I sat down in the van and I cried because I didn't know what was going to happen. I didn't know if I was going to be let into the country. I could be in the air and they could call a travel ban, and I'd be stuck where I'm at.


Katie: It was just so difficult...as I mentioned I was a senior, and I didn't know if the NCAA was going to let us come back. I didn't know what I was supposed to do. I stayed here and looked into grad programs for a little bit, and then eventually I went back home to California and just hoped that everything would be OK. And luckily things worked out, and I ended up coming back this year.


But for me and my softball team, now it's like we seriously haven't been on a softball field competing, and coming up on a year...like this second week of March is when everything shut down for us and that's so not normal for us. We normally play all the way into May and for it to be a year now where we haven't competed against another team, it's really surreal because we didn't even get to play conference last year, and now we're rolling right into conference on March 20. We're starting out against Sacred Heart, and for me, I haven't played them since I was a junior...it's been two years since I've competed against a conference team. It's really crazy to think about it this way and we have no idea what to expect. I haven't seen a conference team in so long; it's just been a long time coming and it feels unlike any other experience I've had with softball.

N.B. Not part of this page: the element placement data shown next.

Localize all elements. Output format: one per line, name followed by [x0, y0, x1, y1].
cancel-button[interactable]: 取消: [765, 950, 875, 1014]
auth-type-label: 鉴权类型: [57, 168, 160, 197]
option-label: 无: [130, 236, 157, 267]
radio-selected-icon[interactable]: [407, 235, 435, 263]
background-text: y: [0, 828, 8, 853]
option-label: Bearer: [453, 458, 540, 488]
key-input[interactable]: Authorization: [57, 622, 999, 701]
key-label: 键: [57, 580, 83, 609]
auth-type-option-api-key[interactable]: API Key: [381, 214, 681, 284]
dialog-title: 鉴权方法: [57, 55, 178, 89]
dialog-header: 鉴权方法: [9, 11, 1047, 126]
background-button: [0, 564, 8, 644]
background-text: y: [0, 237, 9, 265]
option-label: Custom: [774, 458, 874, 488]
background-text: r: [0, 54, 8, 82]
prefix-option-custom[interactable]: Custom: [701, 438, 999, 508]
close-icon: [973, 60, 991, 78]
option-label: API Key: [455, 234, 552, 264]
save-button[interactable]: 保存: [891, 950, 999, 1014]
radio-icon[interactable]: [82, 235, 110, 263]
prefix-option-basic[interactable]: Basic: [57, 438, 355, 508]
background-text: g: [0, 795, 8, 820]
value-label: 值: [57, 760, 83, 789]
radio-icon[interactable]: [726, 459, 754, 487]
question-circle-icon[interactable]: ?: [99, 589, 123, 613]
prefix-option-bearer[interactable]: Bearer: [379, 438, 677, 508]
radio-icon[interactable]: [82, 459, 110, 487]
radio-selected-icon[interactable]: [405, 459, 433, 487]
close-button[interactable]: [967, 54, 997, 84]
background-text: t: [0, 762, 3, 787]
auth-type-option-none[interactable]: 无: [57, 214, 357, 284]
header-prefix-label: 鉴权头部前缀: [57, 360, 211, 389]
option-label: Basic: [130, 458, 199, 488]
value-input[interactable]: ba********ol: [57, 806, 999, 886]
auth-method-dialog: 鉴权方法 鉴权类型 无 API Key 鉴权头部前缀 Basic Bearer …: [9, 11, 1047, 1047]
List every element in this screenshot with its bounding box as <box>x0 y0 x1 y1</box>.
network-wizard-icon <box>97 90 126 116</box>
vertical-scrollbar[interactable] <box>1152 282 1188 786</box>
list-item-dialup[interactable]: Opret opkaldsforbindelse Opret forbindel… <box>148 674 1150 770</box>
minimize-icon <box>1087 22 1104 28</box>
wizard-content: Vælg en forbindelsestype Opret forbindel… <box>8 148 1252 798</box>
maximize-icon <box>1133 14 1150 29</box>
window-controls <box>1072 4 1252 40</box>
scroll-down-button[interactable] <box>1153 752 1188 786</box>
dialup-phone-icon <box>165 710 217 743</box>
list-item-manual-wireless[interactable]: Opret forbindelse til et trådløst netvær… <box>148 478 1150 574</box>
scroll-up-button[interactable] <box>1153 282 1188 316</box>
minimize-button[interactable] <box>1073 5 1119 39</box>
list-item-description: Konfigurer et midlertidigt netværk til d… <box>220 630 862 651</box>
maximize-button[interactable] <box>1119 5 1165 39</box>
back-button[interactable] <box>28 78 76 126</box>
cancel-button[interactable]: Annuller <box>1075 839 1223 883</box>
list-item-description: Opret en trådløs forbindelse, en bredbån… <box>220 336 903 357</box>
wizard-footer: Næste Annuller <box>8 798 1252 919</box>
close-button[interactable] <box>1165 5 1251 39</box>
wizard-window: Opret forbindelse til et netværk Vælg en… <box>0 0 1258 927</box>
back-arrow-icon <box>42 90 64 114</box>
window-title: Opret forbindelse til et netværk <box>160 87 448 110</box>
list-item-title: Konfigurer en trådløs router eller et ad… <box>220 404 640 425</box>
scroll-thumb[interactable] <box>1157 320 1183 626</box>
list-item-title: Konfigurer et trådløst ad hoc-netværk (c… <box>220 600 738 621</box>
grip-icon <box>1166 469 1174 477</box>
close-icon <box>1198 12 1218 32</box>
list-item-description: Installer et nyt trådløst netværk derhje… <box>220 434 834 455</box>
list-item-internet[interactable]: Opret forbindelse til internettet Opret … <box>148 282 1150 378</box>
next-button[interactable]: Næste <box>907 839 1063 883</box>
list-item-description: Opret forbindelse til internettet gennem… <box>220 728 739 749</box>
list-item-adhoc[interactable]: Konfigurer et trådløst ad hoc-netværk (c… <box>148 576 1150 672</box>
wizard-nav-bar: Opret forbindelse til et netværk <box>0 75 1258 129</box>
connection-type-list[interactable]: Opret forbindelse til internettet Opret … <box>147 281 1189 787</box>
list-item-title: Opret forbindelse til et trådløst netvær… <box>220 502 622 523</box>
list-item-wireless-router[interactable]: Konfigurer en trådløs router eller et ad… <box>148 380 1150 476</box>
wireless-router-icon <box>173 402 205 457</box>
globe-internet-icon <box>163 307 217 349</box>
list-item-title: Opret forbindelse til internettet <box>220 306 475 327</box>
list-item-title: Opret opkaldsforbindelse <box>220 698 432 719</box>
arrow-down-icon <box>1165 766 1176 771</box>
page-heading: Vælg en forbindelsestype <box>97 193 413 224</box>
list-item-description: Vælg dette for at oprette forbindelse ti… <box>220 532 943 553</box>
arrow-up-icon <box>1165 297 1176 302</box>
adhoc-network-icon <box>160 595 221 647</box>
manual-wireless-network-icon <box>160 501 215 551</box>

From looking back a year to looking forward in the months ahead, we still don’t quite know what’s in store. Many life and career decisions were affected by the coronavirus, and the pandemic could still impact choices to come. Depending on how successful the Biden administration’s COVID vaccine distribution is, we could return to some semblance of normal by the summer. As Dr. Anthony Fauci mentioned, we might return to a ‘normal’ without masks by 2022. But we need to continue doing our part by social distancing and wearing our masks until the worst is behind us! Shark Nation, we got this!